The gothic reaction to industrial capitalism

Submitted by AWL on 11 November, 2014 - 5:41 Author: Luke Hardy

What have Karl Marx, Dracula, a modern robotic production line and St Pancras station got in common? According to Andrew Dixon they all have more then a touch of the gothic about them.

In this three part series, Dixon makes a convincing and fascinating case that the gothic sensibility has become a way of responding to and critiquing industrial capitalism and the urbanism, technology and pollution that comes with it.

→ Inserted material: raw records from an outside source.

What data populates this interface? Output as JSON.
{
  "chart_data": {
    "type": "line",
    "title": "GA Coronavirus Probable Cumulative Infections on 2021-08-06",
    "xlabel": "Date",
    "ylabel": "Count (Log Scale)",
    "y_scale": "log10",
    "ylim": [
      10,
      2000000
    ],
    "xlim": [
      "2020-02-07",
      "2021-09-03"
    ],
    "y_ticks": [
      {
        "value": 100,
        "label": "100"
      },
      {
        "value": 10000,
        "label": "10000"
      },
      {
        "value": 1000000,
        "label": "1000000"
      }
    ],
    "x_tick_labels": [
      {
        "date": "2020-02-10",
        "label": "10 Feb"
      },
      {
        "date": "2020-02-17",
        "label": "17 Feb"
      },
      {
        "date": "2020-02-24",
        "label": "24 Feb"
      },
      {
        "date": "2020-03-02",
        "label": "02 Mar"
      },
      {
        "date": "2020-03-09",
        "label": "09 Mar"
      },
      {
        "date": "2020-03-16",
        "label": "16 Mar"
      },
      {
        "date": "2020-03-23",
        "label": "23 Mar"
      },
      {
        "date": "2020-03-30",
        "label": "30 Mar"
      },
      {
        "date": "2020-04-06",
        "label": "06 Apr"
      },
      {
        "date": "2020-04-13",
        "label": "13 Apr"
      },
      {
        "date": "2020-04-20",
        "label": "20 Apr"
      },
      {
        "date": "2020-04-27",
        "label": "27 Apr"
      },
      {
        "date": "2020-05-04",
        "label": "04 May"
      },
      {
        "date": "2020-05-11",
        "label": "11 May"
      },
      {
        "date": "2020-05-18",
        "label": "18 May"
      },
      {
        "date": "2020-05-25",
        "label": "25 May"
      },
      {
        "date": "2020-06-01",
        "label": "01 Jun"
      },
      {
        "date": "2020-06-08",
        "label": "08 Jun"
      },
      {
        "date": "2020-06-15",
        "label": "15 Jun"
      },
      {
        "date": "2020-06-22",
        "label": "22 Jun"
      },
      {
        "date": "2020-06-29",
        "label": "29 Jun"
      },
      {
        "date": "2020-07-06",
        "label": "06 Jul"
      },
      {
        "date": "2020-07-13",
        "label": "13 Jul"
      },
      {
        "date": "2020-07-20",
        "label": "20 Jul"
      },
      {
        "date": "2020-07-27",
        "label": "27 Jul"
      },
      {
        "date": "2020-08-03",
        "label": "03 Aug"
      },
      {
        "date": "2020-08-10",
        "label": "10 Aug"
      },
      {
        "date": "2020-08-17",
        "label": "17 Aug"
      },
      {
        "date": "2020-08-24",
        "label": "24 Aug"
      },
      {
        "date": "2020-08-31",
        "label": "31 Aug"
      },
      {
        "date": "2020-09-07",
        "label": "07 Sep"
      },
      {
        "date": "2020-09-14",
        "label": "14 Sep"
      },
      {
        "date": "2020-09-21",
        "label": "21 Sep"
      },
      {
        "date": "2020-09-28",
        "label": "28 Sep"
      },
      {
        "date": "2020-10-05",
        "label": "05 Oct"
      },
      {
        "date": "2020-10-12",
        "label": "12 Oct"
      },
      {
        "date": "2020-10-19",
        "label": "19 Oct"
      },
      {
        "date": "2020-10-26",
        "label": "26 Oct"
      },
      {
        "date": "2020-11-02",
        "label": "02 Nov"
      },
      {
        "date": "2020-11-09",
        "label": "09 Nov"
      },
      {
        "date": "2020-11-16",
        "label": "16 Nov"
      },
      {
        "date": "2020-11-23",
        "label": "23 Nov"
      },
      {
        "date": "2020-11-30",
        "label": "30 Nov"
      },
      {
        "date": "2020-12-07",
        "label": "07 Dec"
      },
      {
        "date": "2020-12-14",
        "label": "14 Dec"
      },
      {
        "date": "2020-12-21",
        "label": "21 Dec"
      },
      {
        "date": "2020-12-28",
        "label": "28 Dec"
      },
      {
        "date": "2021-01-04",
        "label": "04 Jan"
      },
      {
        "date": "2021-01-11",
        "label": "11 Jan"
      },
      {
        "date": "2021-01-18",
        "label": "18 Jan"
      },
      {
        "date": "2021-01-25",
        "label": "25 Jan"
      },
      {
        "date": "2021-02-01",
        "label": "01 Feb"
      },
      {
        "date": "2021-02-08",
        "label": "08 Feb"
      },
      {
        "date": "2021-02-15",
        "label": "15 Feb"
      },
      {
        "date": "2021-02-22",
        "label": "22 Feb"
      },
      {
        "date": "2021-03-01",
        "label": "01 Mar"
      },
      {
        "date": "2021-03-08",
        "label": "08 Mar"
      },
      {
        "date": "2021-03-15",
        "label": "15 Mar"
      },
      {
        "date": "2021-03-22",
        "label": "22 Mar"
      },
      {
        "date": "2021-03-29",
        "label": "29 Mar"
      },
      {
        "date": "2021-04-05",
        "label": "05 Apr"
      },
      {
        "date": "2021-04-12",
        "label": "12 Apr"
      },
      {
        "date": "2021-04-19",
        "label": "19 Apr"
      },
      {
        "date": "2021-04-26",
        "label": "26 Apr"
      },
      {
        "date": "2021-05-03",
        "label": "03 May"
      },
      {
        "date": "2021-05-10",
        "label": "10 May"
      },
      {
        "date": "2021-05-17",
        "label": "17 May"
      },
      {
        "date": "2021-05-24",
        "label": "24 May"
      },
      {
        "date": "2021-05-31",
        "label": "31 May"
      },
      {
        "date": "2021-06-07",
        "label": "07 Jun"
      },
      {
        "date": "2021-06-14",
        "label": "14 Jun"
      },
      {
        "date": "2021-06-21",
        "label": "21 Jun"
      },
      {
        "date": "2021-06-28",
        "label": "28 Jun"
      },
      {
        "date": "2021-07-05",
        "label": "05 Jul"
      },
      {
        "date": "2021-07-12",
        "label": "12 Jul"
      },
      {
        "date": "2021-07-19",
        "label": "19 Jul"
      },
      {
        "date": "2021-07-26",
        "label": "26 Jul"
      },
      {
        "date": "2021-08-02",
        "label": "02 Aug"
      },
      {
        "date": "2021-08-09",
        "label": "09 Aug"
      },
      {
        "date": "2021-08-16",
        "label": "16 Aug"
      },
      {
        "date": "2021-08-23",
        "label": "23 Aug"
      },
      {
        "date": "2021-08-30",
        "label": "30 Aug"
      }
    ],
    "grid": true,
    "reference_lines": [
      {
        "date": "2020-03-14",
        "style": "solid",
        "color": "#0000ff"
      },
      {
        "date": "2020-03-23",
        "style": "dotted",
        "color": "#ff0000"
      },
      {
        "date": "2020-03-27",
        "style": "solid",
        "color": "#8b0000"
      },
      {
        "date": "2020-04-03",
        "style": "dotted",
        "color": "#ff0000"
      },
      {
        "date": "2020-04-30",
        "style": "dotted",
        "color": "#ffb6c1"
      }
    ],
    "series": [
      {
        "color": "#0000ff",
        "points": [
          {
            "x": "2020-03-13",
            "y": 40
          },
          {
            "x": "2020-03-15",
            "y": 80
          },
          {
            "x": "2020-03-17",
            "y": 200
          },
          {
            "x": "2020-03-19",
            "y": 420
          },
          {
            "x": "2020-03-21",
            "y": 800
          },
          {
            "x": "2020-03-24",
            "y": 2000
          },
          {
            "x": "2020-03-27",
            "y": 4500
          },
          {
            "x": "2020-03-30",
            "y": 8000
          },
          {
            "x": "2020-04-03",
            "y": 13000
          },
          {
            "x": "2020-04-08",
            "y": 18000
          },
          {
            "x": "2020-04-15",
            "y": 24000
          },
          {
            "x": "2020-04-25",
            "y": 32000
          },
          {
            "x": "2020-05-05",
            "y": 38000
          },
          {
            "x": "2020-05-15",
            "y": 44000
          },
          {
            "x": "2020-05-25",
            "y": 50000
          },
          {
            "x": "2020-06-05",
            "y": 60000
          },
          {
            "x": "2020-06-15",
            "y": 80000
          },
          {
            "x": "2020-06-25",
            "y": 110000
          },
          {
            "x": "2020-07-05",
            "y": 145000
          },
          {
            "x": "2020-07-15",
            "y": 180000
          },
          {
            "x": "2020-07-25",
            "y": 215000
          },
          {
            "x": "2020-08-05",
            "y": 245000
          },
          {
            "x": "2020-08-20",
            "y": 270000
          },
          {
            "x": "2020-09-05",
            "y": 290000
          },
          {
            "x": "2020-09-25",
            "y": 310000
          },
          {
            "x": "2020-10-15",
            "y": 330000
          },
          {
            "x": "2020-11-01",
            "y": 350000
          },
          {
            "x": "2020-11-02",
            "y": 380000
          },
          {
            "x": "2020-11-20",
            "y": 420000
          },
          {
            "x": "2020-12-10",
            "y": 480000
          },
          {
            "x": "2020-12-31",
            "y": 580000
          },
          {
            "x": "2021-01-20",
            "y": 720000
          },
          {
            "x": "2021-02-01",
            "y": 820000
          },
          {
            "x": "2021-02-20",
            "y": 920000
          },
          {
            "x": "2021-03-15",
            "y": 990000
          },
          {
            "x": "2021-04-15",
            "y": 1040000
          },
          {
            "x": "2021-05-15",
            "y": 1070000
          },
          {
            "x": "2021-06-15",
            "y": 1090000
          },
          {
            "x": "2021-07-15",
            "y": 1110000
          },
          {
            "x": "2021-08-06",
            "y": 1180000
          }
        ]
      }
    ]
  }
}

Dixon points out that the modern, world-wide obsession with the irrational, deranged, morbid and spectral that makes up gothic started out as little more then an aristocratic fashion in mid-18th century Britain. Those fed up with "classical" architecture and literature were drawn to medieval ruins and the bloodthirsty tragedies of William Shakespeare. Lost texts of the middle ages were rediscovered or made up and passed off as ancient.

However these ruling class fads took on a very different dimension with the coming of industrial capitalism, the French revolution, and the scientific and a technological revolution. Dixon introduces us to the painter Joseph Wright, from Derby, who captured the new mills and foundries as every bit as horrific and forbidding in the landscape as the castles of Hamlet or Macbeth. Wright makes a scientist seem more like a dangerous sorcerer as he suffocates a bird in a elaborate but cruel experiment.

Dixon expands his definition of gothic far beyond the usual definition — horror stories and medieval style architecture — to become by the nineteenth century a whole sensibility and world view as contradictory as the age. There were reactionary utopians like Augustus Pugin and John Ruskin who wanted to use gothic architecture to return to what they saw as the certainties and social cohesion of the pre-capitalist middle ages. Dickens shows us the London of the mid-19th century as a nightmarish, smog-smothered, warren of slums, prisons, degredation, poverty and despair, beside a diseased and polluted river.

It was in the final instalment that Dixon's idiosyncratic vision came fully into its own. Dixon points out how much gothic imagery is suffused through Marx's critique of capitalism. The capitalist is "vampire like", spectres haunt Europe and commodities are congealed dead labour transmogrified into voodoo like fetishes. Dixon also talks about William Morris and his critique of modern production techniques and the factory system for dehumanising production. Like Mary Wollstonecraft Shelley's monster, technology under capitalism can sometimes seem to be beyond our control and become a means of humanities own destruction. Dixon also saw a gothic critique of empire in Joseph Conrad's Heart of Darkness and in TS Elliot's response to the first world war; The Wasteland.

Dixon's history of Gothic was not definitive and left out many of influential artists and thinkers who inspired the gothic sensibility. The politics of gender and sexuality that are so evident in the gothic writings of Ann Radcliffe, Oscar Wilde and Christina Rossetti were not even touched upon by Dixon. 

Yet as a partial short history of modern capitalist society through the fever dreams and nightmares of the gothic it was a excellent piece of television.